PPP Center executive director Ferdinand Pecson said a lot of PPP projects would help in economic recovery and these should start moving, while other proposals should be assessed as well.
“There are projects submitted to the ICC (Investment Coordination Committee) for approval. We are just in March, so there is sufficient time to process,” Pecson said in a mobile exchange.
“There are also solicited projects whose feasibility studies have either started or will start this year. These could be submitted for approval later this year,” he said.
ADB said impacts of the pandemic would likely include decreasing PPP project value and volume, increasing PPP project risks, and public perception that value for money may not be fully realized on the PPP projects.
In particular, PPP projects that have yet to start operations may face reduction in labor-intensive activities as social distancing measures will restrict the number of workers that can be available on-site at any given time.
And while restrictions continue to be eased, governments, including the Philippines, remain under pressure to revisit their demand and supply chains.
“While supply chains vary across PPP projects, the impact is more acute for international than domestic supply chains because of drops in international trade volumes, shipping disruptions, and delays caused by labor restrictions and inspections,” ADB said.
The multilateral bank also urged countries to consider the substantial reduction in toll road and mass transit patronage as more and more people opt to work from home. Even leisure travel is not expected to resume in the short-term.

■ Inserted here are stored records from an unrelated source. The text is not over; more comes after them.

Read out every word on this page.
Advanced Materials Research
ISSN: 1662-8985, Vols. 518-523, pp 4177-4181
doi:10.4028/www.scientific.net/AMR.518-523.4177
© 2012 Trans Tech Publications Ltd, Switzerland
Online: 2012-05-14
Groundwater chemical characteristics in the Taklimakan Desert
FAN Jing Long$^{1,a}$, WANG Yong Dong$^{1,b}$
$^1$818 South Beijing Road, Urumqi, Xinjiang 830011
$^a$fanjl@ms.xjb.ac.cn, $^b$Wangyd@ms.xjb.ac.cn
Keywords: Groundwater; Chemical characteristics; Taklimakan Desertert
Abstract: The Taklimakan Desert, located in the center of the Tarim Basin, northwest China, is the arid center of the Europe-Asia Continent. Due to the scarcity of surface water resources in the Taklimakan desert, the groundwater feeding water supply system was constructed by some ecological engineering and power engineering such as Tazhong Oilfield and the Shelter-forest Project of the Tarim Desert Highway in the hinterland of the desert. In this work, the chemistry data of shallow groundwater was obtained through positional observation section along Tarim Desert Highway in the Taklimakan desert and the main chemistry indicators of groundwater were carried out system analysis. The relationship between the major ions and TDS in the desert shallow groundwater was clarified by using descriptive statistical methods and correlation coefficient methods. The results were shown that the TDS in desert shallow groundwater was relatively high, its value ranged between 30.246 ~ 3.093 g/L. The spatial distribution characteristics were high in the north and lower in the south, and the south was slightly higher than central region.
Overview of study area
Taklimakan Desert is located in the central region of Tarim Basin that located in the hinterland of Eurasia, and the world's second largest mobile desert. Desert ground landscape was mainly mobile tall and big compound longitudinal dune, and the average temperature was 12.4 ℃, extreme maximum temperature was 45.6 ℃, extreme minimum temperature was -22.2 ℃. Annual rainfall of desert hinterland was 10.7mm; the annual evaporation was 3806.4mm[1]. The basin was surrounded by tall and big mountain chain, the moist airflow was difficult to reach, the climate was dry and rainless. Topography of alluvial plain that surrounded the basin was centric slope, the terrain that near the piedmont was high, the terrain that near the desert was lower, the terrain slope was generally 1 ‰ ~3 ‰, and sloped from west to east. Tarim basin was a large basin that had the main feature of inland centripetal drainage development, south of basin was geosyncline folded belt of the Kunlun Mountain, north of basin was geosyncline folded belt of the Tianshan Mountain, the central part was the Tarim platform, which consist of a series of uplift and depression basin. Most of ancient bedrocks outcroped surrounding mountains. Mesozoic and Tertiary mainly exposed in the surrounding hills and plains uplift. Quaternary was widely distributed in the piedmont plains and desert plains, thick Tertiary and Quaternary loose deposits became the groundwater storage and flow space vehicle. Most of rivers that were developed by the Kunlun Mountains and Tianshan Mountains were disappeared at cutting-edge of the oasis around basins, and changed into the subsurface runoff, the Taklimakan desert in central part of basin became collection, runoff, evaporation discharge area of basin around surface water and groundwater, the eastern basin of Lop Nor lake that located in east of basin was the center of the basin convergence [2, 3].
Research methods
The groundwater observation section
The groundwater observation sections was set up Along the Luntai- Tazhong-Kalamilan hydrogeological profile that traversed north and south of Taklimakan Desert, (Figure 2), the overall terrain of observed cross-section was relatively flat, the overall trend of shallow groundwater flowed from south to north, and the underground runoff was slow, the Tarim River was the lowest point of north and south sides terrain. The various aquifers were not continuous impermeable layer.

“This has left airports and travel terminals largely underutilized, which deny those projects their usual source of air-side revenue such as gate and landing fees and land-side revenue such as retail,” ADB said.
As a recommendation, the ADB said governments and PPP project participants should be mindful of their respective short, medium, and long-term outlook toward the programs.
“In the short to medium term, responsiveness and agility will be key to adapting existing projects to ongoing changes. In the medium to long term, enhanced and broader policy and administrative frameworks should sustainably support coordination and risk allocation,” it said.
Further, governments should also consider prioritizing smaller-scale projects if they want to speed up economic recovery amid the pandemic.